Genetic distances and amino acid diversity between HIV-1 viruses were significantly higher compared to HIV-2. This was surprising since at the individual level HIV-2 displays a similar [52] or even faster evolutionary rate than HIV-1 in the C2-V3-C3 region [59]. The more pronounced evolutionary rate in synonymous sites than in non-synonymous sites in HIV-2 [59] together with the rare escape of this virus from autologous neutralizing antibodies [17], suggested that the lower amino acid diversity in HIV-2 could be related with a weaker positive selection or even with negative selection [62]. This was not the case however since most sites in C2 and C3 were under stronger positive selection in HIV-2 than in HIV-1. The C3 region of HIV-1 is antibody accessible [63] and is subject to diversifying selection because it is a major neutralizing target [64], [65], [66], [67]. Therefore, the high level of positive selection detected in C3 together with its high solvent exposure strongly suggests that this region is also antibody accessible in HIV-2 and might be a major neutralizing domain.

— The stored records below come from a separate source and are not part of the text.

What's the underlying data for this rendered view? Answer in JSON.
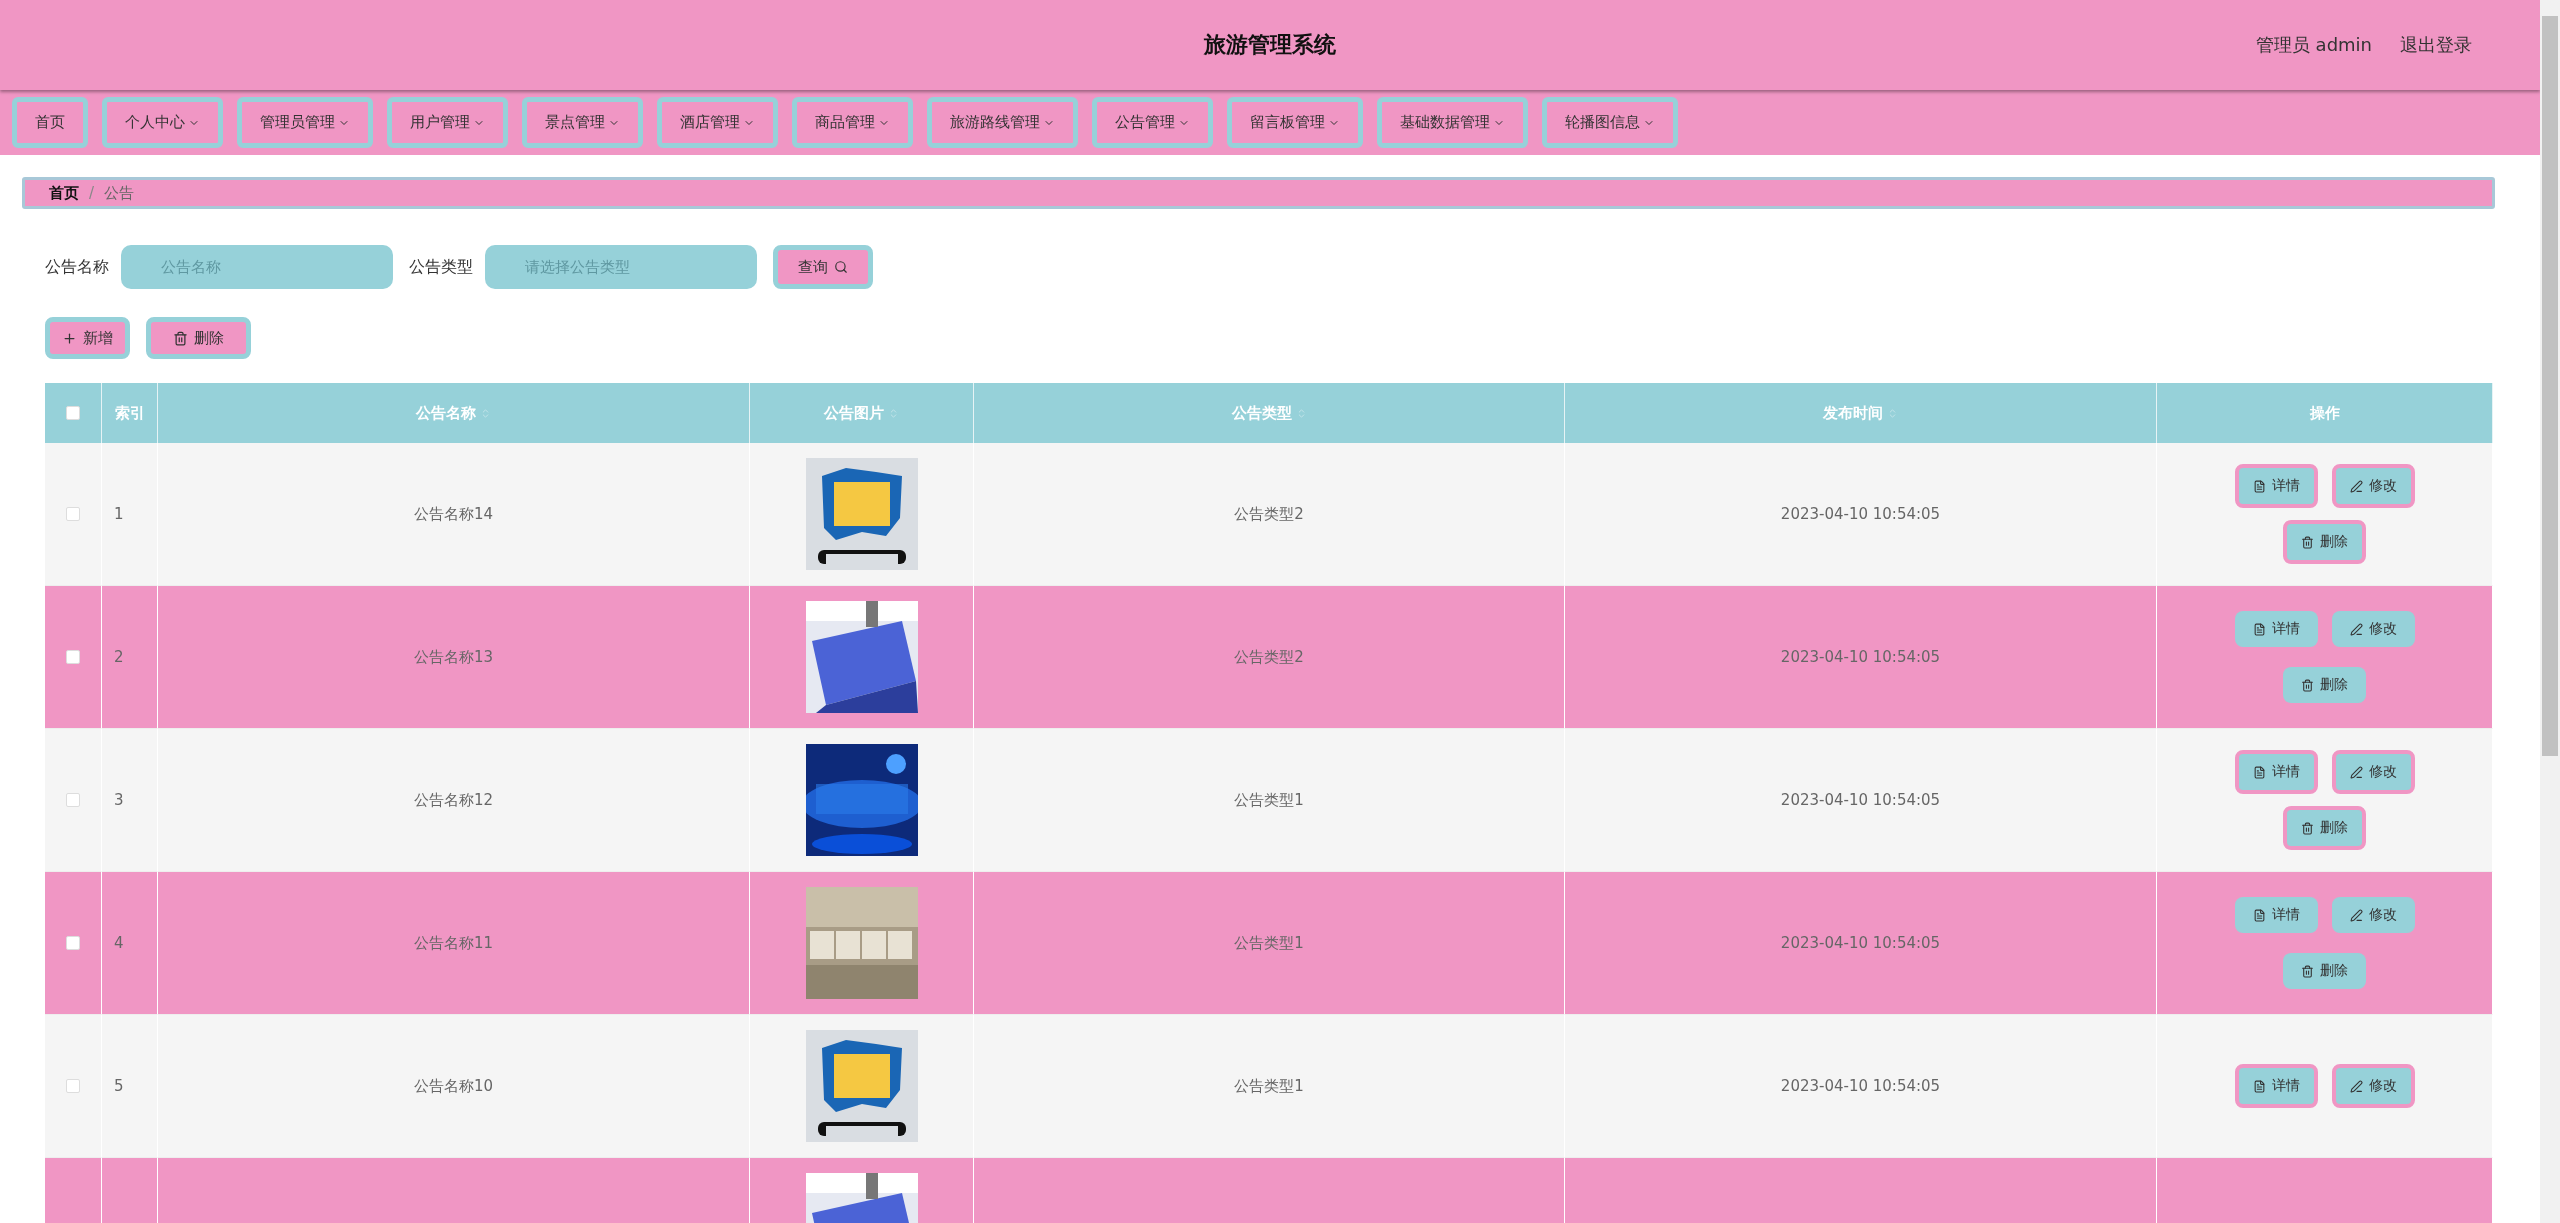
{
  "header": {
    "title": "旅游管理系统",
    "user": "管理员 admin",
    "logout": "退出登录"
  },
  "nav": [
    {
      "label": "首页",
      "dropdown": false
    },
    {
      "label": "个人中心",
      "dropdown": true
    },
    {
      "label": "管理员管理",
      "dropdown": true
    },
    {
      "label": "用户管理",
      "dropdown": true
    },
    {
      "label": "景点管理",
      "dropdown": true
    },
    {
      "label": "酒店管理",
      "dropdown": true
    },
    {
      "label": "商品管理",
      "dropdown": true
    },
    {
      "label": "旅游路线管理",
      "dropdown": true
    },
    {
      "label": "公告管理",
      "dropdown": true
    },
    {
      "label": "留言板管理",
      "dropdown": true
    },
    {
      "label": "基础数据管理",
      "dropdown": true
    },
    {
      "label": "轮播图信息",
      "dropdown": true
    }
  ],
  "breadcrumb": {
    "separator": "/",
    "items": [
      {
        "label": "首页",
        "current": false
      },
      {
        "label": "公告",
        "current": true
      }
    ]
  },
  "search": {
    "fields": [
      {
        "label": "公告名称",
        "placeholder": "公告名称"
      },
      {
        "label": "公告类型",
        "placeholder": "请选择公告类型"
      }
    ],
    "button": "查询"
  },
  "actions": [
    {
      "label": "新增",
      "kind": "add"
    },
    {
      "label": "删除",
      "kind": "delete"
    }
  ],
  "table": {
    "select_all": {
      "checked": false
    },
    "columns": [
      {
        "label": "索引",
        "sortable": false
      },
      {
        "label": "公告名称",
        "sortable": true
      },
      {
        "label": "公告图片",
        "sortable": true
      },
      {
        "label": "公告类型",
        "sortable": true
      },
      {
        "label": "发布时间",
        "sortable": true
      },
      {
        "label": "操作",
        "sortable": false
      }
    ],
    "rows": [
      {
        "checked": false,
        "index": "1",
        "name": "公告名称14",
        "picture": {
          "kind": "picture"
        },
        "type": "公告类型2",
        "time": "2023-04-10 10:54:05",
        "buttons": [
          {
            "label": "详情",
            "kind": "detail"
          },
          {
            "label": "修改",
            "kind": "edit"
          },
          {
            "label": "删除",
            "kind": "delete"
          }
        ]
      },
      {
        "checked": false,
        "index": "2",
        "name": "公告名称13",
        "picture": {
          "kind": "picture"
        },
        "type": "公告类型2",
        "time": "2023-04-10 10:54:05",
        "buttons": [
          {
            "label": "详情",
            "kind": "detail"
          },
          {
            "label": "修改",
            "kind": "edit"
          },
          {
            "label": "删除",
            "kind": "delete"
          }
        ]
      },
      {
        "checked": false,
        "index": "3",
        "name": "公告名称12",
        "picture": {
          "kind": "picture"
        },
        "type": "公告类型1",
        "time": "2023-04-10 10:54:05",
        "buttons": [
          {
            "label": "详情",
            "kind": "detail"
          },
          {
            "label": "修改",
            "kind": "edit"
          },
          {
            "label": "删除",
            "kind": "delete"
          }
        ]
      },
      {
        "checked": false,
        "index": "4",
        "name": "公告名称11",
        "picture": {
          "kind": "picture"
        },
        "type": "公告类型1",
        "time": "2023-04-10 10:54:05",
        "buttons": [
          {
            "label": "详情",
            "kind": "detail"
          },
          {
            "label": "修改",
            "kind": "edit"
          },
          {
            "label": "删除",
            "kind": "delete"
          }
        ]
      },
      {
        "checked": false,
        "index": "5",
        "name": "公告名称10",
        "picture": {
          "kind": "picture"
        },
        "type": "公告类型1",
        "time": "2023-04-10 10:54:05",
        "buttons": [
          {
            "label": "详情",
            "kind": "detail"
          },
          {
            "label": "修改",
            "kind": "edit"
          }
        ]
      },
      {
        "picture": {
          "kind": "picture"
        }
      }
    ]
  }
}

Strength of selection was significantly different between internal and external branches of the HIV-1 and HIV-2 phylogenetic trees. This is expected in populations of highly variable RNA viruses and implies that non-synonymous substitutions can be highly deleterious [68], [69]. In HIV-1, most of the codons selected in the tips of the tree were also under selection along the internal branches, indicating that adaptation in these sites is occurring at the host and population levels [68]. In contrast, most adaptive mutations in HIV-2 were only found in the tips of the tree indicating that they are recent maladaptive substitutions that are transitory at the population level [68], [70]. Thus, in contrast to HIV-1, diversification of C2 and C3 in HIV-2 seems to have a dominant negative effect on viral fitness and transmission. This data suggests that one possible consequence of the unexpectedly high evolutionary rate of HIV-2 at the patient level can be the frequent accumulation of deleterious mutations and production of defective viruses [52], [59], [71]. A high frequency of defective viruses in HIV-2 infected individuals could explain the poor replication of this virus in vivo as well as its very low transmissibility.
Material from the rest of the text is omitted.